Muchos días después alguien me avisó que el cadáver descuartizado había pertenecido a la famosa Loca Esperanza, quien, desde sus años mozos, era una especie de torturadora permanente para quienes se aventuraban a salir a pasear con sus enamoradas. Con la mirada extraviada, solía perseguir a las parejas para increpar al varón el cumplimiento de supuestas pensiones atrasadas, que no habían sido canceladas para la alimentación de los críos que ella decía haber parido.
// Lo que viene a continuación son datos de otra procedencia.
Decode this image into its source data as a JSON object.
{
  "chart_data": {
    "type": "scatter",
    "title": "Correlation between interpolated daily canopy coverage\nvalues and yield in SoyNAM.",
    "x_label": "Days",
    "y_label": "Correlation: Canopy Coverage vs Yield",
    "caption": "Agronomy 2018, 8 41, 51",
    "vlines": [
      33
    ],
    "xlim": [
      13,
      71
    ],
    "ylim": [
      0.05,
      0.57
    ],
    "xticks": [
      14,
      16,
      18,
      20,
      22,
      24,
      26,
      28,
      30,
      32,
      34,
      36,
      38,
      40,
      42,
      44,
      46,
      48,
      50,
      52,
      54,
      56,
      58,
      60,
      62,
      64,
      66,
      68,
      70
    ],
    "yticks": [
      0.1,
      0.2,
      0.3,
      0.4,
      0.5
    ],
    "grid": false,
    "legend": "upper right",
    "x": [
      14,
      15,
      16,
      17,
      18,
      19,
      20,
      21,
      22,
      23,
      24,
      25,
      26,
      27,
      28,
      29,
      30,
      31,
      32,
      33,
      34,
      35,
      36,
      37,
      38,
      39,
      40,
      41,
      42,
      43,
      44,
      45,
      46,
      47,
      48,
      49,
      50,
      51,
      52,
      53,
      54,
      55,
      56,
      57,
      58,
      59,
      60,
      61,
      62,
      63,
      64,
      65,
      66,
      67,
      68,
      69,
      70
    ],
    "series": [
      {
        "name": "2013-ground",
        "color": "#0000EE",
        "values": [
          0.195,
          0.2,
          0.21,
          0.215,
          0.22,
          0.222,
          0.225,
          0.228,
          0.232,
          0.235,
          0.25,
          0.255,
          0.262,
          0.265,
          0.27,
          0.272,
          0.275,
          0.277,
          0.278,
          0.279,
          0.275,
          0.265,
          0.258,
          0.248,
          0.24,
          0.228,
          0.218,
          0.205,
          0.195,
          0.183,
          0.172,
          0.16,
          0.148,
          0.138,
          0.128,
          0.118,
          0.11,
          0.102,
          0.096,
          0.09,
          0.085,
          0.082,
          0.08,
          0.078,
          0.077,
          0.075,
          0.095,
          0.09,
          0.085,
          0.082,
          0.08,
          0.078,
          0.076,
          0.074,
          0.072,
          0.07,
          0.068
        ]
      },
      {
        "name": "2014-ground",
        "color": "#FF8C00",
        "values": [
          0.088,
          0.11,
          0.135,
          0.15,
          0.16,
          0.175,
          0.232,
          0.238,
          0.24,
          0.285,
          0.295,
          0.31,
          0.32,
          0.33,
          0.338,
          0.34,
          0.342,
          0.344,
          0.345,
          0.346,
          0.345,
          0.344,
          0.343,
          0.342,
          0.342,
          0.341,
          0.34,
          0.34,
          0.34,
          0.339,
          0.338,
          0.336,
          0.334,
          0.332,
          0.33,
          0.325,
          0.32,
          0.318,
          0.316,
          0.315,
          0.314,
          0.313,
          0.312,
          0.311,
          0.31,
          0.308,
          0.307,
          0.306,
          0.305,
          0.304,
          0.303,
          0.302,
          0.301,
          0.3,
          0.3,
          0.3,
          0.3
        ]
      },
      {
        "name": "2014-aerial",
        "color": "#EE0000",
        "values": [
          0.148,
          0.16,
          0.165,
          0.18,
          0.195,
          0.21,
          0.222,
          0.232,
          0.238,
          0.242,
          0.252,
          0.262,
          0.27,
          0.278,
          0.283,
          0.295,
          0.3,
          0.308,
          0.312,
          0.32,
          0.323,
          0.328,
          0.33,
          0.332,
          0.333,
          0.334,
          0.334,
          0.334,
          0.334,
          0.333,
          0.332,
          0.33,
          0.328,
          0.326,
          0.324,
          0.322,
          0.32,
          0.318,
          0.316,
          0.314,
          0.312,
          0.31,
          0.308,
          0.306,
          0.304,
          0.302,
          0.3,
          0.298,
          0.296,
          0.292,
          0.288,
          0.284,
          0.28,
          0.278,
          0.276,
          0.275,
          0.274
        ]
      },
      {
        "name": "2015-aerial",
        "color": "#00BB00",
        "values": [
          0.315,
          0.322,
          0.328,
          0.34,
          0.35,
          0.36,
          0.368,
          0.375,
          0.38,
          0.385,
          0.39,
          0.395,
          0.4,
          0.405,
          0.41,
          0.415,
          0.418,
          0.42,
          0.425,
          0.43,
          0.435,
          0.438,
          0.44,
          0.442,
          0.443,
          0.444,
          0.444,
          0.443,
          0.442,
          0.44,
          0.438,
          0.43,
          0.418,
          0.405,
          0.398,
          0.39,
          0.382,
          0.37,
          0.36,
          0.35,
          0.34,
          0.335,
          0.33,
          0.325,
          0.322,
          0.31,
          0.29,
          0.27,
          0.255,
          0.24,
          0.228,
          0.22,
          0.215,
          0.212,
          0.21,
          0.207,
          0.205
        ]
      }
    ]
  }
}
—¿Ya no te acuerdas de lo que cada noche venías a mi cuarto a encamarte conmigo? —gritaba ella toda desaforada a la víctima que elegía—. Desde que ha nacido tu hijo vos no te has acordado de darme plata para la leche, y como la guagua mama harto, ya se me ha secado la leche de mis tetas y todo el rato está llorando de hambre, y vos, tranquilo te estás paseando con esta imilla, mientras yo tengo que estar pidiendo limosna para alimentar a tu hijo…
La Loca Esperanza tendría unos treinta años de edad. A pesar de que siempre vestía ropas sucias y pasadas de moda, por entremedio de sus harapos se podía adivinar que la naturaleza había sido pródiga con ella, motivo por el cual la mayoría de los artilleros de la ciudad la buscaban por las noches para encontrar entre sus carnes el calor femenino que tanta falta les hacía.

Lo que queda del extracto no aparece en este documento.